Mark 11:1-11, Palm Sunday B, Politics

Stirred Up

Brown water, similar to mine, but found here.

Yesterday I came home about 1:30, planning a quiet half hour with a sandwich and a book, timed to cross over a few minutes with my departing Domestic Goddess.

The first thing that happened was this: I flushed a toilet full of bubbles.

The second thing that happened was this: the toilet filled up with brown water.

“Domestic Goddess! Have you noticed the brown water?”

No, she had not. In fact, she had cleaned the tub within the previous hour, and all was well. We looked at the dishes and the laundry and saw no signs of what was now clearly some kind of problem.

I called the Water District.

I was on hold a lot.

(My half hour of quiet was now half gone.)

They could tell me nothing. “Try running cold water in the bathtub for fifteen minutes. If that doesn’t work, call us back.”

That did not work. It only left my freshly-cleaned bathtub with a golden brown ring.

The Starship Enterprise, installed by Captain KJ.

And left me annoyed, since we just repaired two leaky toilets in an effort to bring our water bill down, as well as to stop, for Pete’s sake, wasting water.

I had other obligations, so I left the brownish tub behind.

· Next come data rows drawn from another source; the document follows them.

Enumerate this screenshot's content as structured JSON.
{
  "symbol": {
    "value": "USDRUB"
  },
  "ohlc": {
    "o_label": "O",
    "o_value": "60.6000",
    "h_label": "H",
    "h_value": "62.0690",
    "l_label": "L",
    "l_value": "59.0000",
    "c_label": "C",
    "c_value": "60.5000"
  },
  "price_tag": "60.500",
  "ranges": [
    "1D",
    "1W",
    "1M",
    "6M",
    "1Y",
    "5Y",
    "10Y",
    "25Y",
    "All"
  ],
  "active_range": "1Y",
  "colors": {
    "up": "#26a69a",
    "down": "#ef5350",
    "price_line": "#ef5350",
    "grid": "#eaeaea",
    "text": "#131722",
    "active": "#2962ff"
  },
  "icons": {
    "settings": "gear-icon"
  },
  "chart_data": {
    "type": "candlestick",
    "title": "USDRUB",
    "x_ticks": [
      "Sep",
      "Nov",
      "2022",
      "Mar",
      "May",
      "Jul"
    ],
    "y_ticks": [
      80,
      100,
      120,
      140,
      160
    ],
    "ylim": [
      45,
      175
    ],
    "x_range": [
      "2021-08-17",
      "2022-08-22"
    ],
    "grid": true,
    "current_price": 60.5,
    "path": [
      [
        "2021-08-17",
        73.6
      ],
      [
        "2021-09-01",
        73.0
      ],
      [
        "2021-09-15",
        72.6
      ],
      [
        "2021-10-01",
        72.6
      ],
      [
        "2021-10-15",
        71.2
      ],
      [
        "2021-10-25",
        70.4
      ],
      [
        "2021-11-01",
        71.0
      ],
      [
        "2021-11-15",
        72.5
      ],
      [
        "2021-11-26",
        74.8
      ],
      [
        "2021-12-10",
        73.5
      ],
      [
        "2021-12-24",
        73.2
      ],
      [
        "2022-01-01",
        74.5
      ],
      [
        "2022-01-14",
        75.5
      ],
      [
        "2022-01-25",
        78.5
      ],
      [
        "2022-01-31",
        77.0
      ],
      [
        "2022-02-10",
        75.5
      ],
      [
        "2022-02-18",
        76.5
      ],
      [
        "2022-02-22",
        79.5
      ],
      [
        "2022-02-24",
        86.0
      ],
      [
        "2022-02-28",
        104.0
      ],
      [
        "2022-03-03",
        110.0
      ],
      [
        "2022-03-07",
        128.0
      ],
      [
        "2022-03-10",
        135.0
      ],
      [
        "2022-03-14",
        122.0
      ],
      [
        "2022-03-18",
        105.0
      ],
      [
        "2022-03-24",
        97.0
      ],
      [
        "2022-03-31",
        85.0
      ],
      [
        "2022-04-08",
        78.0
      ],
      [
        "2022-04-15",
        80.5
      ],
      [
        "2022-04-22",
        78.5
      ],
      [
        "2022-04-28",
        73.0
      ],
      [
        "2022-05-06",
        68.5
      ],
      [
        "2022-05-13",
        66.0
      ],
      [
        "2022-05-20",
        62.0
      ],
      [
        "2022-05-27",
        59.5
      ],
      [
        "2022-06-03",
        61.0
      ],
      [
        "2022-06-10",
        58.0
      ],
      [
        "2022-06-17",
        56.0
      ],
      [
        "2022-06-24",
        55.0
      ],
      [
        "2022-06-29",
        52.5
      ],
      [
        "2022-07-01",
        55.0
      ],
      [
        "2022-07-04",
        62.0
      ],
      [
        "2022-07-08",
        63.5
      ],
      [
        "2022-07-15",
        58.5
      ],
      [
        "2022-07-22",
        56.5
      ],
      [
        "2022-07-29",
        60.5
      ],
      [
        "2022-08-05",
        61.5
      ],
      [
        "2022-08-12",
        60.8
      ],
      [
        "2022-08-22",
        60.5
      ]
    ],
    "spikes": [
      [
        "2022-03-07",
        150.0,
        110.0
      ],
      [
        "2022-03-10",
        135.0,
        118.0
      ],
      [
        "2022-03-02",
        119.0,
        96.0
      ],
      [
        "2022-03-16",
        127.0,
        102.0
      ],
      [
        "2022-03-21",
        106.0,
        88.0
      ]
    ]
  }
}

When I returned from picking up LP, the water was still running brown, but the next person I talked to at the Water District had an answer: a construction project in the area. Wait until after 7 and then try the bathtub trick again.

That seemed late to me, but what could I do?

Then it was time to pick up my car, which had been in the shop, and while we were out, we went to the store and bought bottled water and food for dinner that would not require water for its preparation.

(We are privileged; we are privileged.)

This will expand to huge, if you like trucks.

On the next return to our street, we found three trucks, one of them huge.

“National Water Main Cleaning Co.”

I’m not sure why the city didn’t tell the Water District about this project.

Maybe we were all too busy preparing for the traffic tie-ups expected in connection with the President’s visit yesterday.

But there they were, laughing and chatting and opening manhole covers as if there were nothing wrong in the whole wide world.

I talked with some neighbors, who hadn’t noticed brown water.

(YET, I thought ominously, still stirred up.)

Then I read up on water main flushing and began to settle down, just like the sediment in the water pipes.

Meanwhile, my friend M was stirred up in another way, in the room with our President. It was fun to see her photos on Facebook and hear her thoughts about the experience. He’s a great speaker (I know this from hearing him at #1 Son’s graduation in 2008). M says he went out on “We Take Care of Our Own.”

Taken by John Ewing, Portland Press Herald

I’ve been knockin’ on the door that holds a throne
I’ve been lookin’ for the map that leads me home
I’ve been stumblin’ on good hearts turned to stone
Those good intentions have gone dry as bone
We take care of our own
We take care of our own
Wherever this flag’s flown
We take care of our own
~Bruce Springsteen

(You have to love a politician with a grasp of irony.)

There was another small city, in another time, where two events stirred up two different groups of people. Somewhere in Jerusalem the people symbolizing the Empire rode in a military parade, while somewhere else, a man on a colt rode through the gates, attracted some attention,went to the Temple and then, according to Mark’s gospel, “and when he had looked around at everything, as it was already late, he went out to Bethany with the twelve.” (Mark 11:11b)

It was already late.

His time was short.

By this morning our water was usable, but we’re going to drink the four gallons of bottled water I got at Whole Foods before we drink from the tap again. It’s amazing how much water goes into the dog’s dish, and into the coffee pot.

It stirs me up to realize how I take water for granted.

It stirs me up. I have plenty of clean, safe water all the time; my car took me where I needed to go to buy more in a short-term non-emergency; I got paid yesterday and had the money to spend.

It stirs me up. Maine is dead last, says the paper, for personal income growth. And even though my income is flat for now, which is pretty typical for clergy, I can call myself privileged.

It stirs me up. I’m not sure which of the events here yesterday really speaks more of Empire and privilege: the President’s motorcade or my trip to Whole Foods.

It is already late.

(Not preaching this week, but if I were…)

2 thoughts on “Stirred Up”

  1. Thank you – this inspires me to think more carefully about water; and how privileged we are; and how much we (I) take for granted. Learning to do without is not easy – I am learning to do without something personally and it's not an easy journey. And so then the juxtaposition with what Christ endured brings things home profoundly and meaningfully.